Friday 18 May 2012

It's not calming down...

I feel like I need to write again - I haven't written anything here in a while, and I should probably explain the sudden dropping of the pseudonym. I remember saying in my last post that I hoped that everything would calm down after a little while, but it's getting busier and busier, I cannot wait for the summer!

So first thing's first. I have abandoned my pseudonym, in case you haven't guessed already. I started this blog to be able to open up about myself more than I used to. I was once accused of being angry and closed, and I'm starting to hope that that's something that people will never think about me.

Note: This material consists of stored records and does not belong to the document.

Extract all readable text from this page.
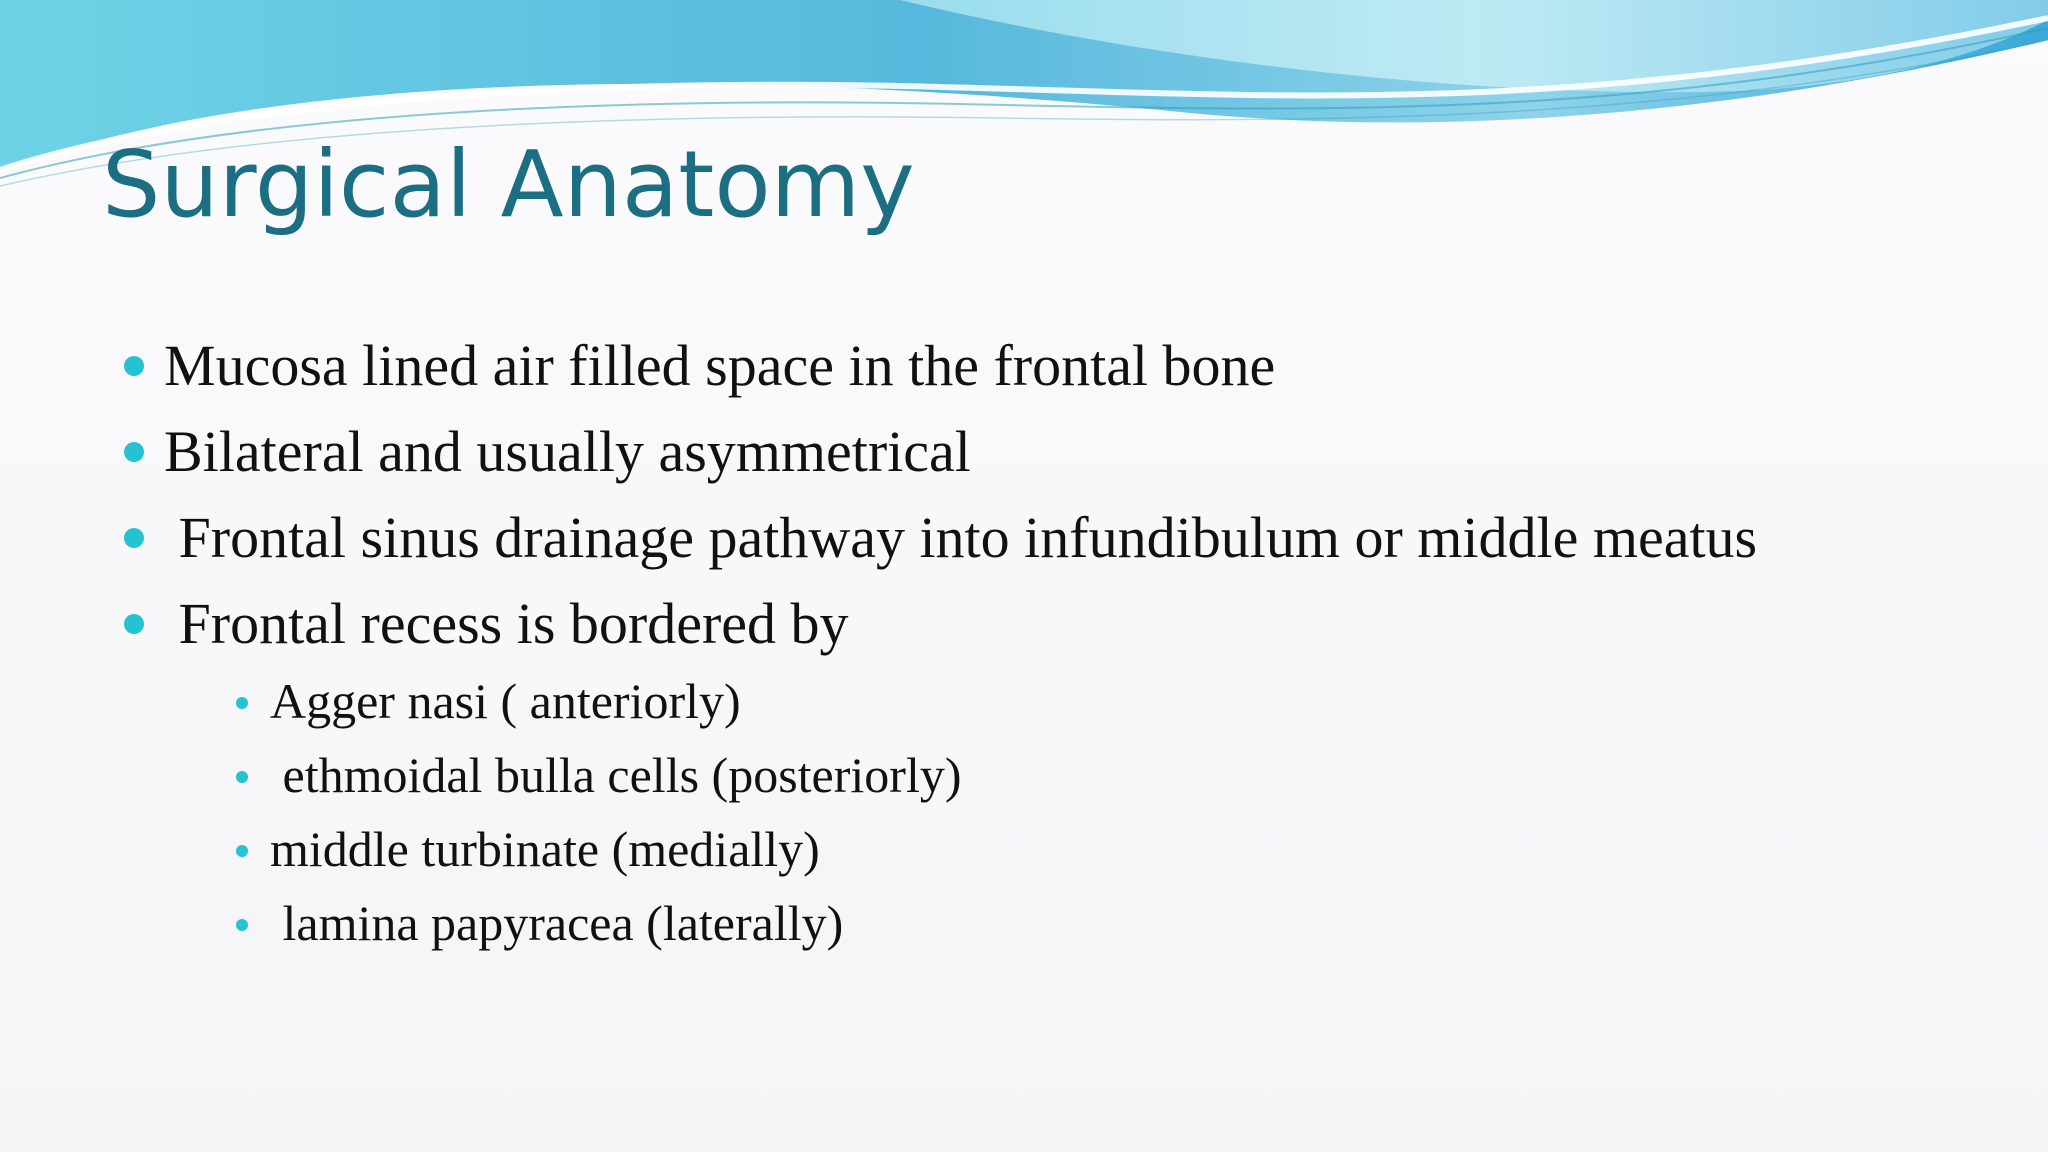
Surgical Anatomy
Mucosa lined air filled space in the frontal bone
Bilateral and usually asymmetrical
Frontal sinus drainage pathway into infundibulum or middle meatus
Frontal recess is bordered by
Agger nasi ( anteriorly)
ethmoidal bulla cells (posteriorly)
middle turbinate (medially)
lamina papyracea (laterally)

I have poured my heart and soul into some of these posts, some of them I don't even remember writing and I'm sure there's more to come.

I think I've definitely become a more open person by writing down the things that have affected me in some way, writing about how I'm feeling, writing about my diagnosis, about how I feel about myself of all things. This page isn't something I'll actively share with a lot of people that I know personally. Where I'd happily share it on my Twitter page, I never would on my Facebook page. I know a couple of my friends do read a post every now and again, but I don't mind. It's weird... I still feel more comfortable talking to an audience of strangers. The point is, I aim this blog at strangers, but if my friends stumble upon it, they'll know that it's me, and that doesn't bother me as much any more. Even though I wouldn't actively share it with them.

Other than this step forwards, I'm leaving school in a week and this is SCARY. I'm ready to leave, I'm just not ready for the exams that I'm leaving to do. Everything is hectic right now with work and revision. It's all just maddeningly tiring, but I'll power through with coffee in hand and my sleep-induced delirium keeping me going.

I suppose that's it really. Nice quick update on my life. Interesting, eh?